Retail investors in the UK are regaining their confidence, with sentiment reaching a 10-month high in March.
The HL Investor Confidence Index has hit 80 points this month, up from a record low of 52 in December and equal to its level of May 2018. It’s still below the 10-year average of 91, however.
The index measures the confidence of retail investors in the UK stock market over the next 6 months, 1-year and 3-year periods.
It showed in spite of its steady increase to 67 in January and 73 In February, the UK is still lagging behind other major equity markets.
According to the index, investor confidence has risen steadily in all markets except for Europe, in which it only rose by 1 point during the month.

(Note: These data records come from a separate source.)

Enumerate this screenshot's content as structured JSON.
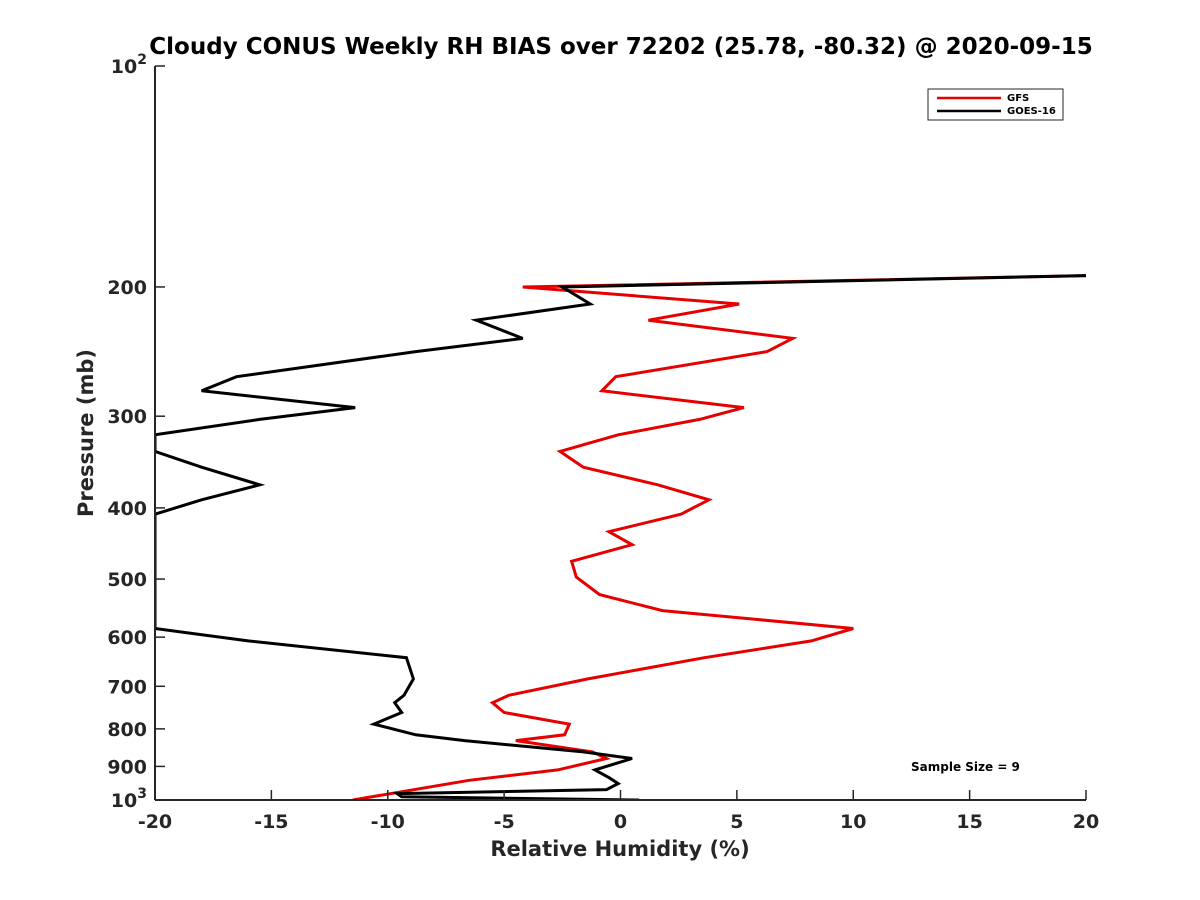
{
  "chart_data": {
    "type": "line",
    "title": "Cloudy CONUS Weekly RH BIAS over 72202 (25.78, -80.32) @ 2020-09-15",
    "xlabel": "Relative Humidity (%)",
    "ylabel": "Pressure (mb)",
    "xlim": [
      -20,
      20
    ],
    "ylim": [
      100,
      1000
    ],
    "y_scale": "log",
    "y_reversed": true,
    "x_ticks": [
      -20,
      -15,
      -10,
      -5,
      0,
      5,
      10,
      15,
      20
    ],
    "x_tick_labels": [
      "-20",
      "-15",
      "-10",
      "-5",
      "0",
      "5",
      "10",
      "15",
      "20"
    ],
    "y_ticks": [
      200,
      300,
      400,
      500,
      600,
      700,
      800,
      900
    ],
    "y_tick_labels": [
      "200",
      "300",
      "400",
      "500",
      "600",
      "700",
      "800",
      "900"
    ],
    "y_end_labels": {
      "top": {
        "base": "10",
        "exp": "2"
      },
      "bottom": {
        "base": "10",
        "exp": "3"
      }
    },
    "grid": false,
    "legend_position": "top-right",
    "annotation": "Sample Size = 9",
    "series": [
      {
        "name": "GFS",
        "color": "#e60000",
        "points": [
          [
            20,
            193
          ],
          [
            -4.2,
            200
          ],
          [
            5.1,
            211
          ],
          [
            1.2,
            222
          ],
          [
            7.4,
            235
          ],
          [
            6.3,
            245
          ],
          [
            -0.2,
            265
          ],
          [
            -0.8,
            277
          ],
          [
            5.3,
            292
          ],
          [
            3.4,
            303
          ],
          [
            -0.1,
            318
          ],
          [
            -2.6,
            335
          ],
          [
            -1.6,
            352
          ],
          [
            1.6,
            372
          ],
          [
            3.8,
            390
          ],
          [
            2.6,
            408
          ],
          [
            -0.5,
            431
          ],
          [
            0.5,
            449
          ],
          [
            -2.1,
            473
          ],
          [
            -1.9,
            497
          ],
          [
            -0.9,
            525
          ],
          [
            1.8,
            552
          ],
          [
            10.0,
            584
          ],
          [
            8.2,
            607
          ],
          [
            3.6,
            640
          ],
          [
            -1.4,
            684
          ],
          [
            -4.8,
            720
          ],
          [
            -5.5,
            737
          ],
          [
            -5.0,
            760
          ],
          [
            -2.2,
            788
          ],
          [
            -2.4,
            815
          ],
          [
            -4.5,
            830
          ],
          [
            -1.2,
            860
          ],
          [
            -0.6,
            878
          ],
          [
            -2.7,
            910
          ],
          [
            -6.5,
            940
          ],
          [
            -11.5,
            1000
          ]
        ]
      },
      {
        "name": "GOES-16",
        "color": "#000000",
        "points": [
          [
            20,
            193
          ],
          [
            -2.5,
            200
          ],
          [
            -1.3,
            211
          ],
          [
            -6.2,
            222
          ],
          [
            -4.2,
            235
          ],
          [
            -8.8,
            245
          ],
          [
            -16.5,
            265
          ],
          [
            -18.0,
            277
          ],
          [
            -11.4,
            292
          ],
          [
            -15.5,
            303
          ],
          [
            -20.0,
            318
          ],
          [
            -20.0,
            335
          ],
          [
            -18.0,
            352
          ],
          [
            -15.5,
            372
          ],
          [
            -18.0,
            390
          ],
          [
            -20.0,
            408
          ],
          [
            -20.0,
            473
          ],
          [
            -20.0,
            584
          ],
          [
            -16.0,
            607
          ],
          [
            -9.2,
            640
          ],
          [
            -8.9,
            684
          ],
          [
            -9.3,
            720
          ],
          [
            -9.7,
            737
          ],
          [
            -9.4,
            760
          ],
          [
            -10.6,
            788
          ],
          [
            -8.8,
            815
          ],
          [
            -6.7,
            830
          ],
          [
            -1.6,
            860
          ],
          [
            0.5,
            878
          ],
          [
            -1.1,
            910
          ],
          [
            -0.5,
            932
          ],
          [
            -0.1,
            950
          ],
          [
            -0.6,
            968
          ],
          [
            -9.6,
            980
          ],
          [
            -9.4,
            990
          ],
          [
            0.8,
            1000
          ]
        ]
      }
    ]
  }
}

Investors are most confident in Global Emerging Markets, where sentiment rose to 111 points in March, from 103 in February, closely followed by Asia Pacific and Japan, which posted 108 and 105 points respectively.
Laith Khalaf, senior analyst at Hargreaves Lansdown, said: "As we approach the height of Isa season, the mood of investors has improved dramatically. This is quite a surprising turn of events, seeing as Brexit remains unresolved and time is running out on efforts to reach some sort of agreement.
"Indeed, Brexit remains a key concern voiced by private investors in our survey, though it seems it’s no longer tainting sentiment towards the market to the extent it did at the back end of last year.
"While improving, sentiment towards UK equities is still weak by historical standards, and considerably below most major markets. Confidence in Europe remains weakest though, with the ECB recently downgrading economic growth forecasts and making dovish noises about monetary policy."
He added: "While trade tensions and Brexit continue to undermine global growth expectations, international stock markets look in the middle of their historic ranges, in fact a little below, with the exception of the US.
"Valuations therefore suggest it’s a reasonable time to invest, though those who are making last minute Isa contributions can always park their money as cash and drip feed it into funds and shares gradually, if they want a smoother ride."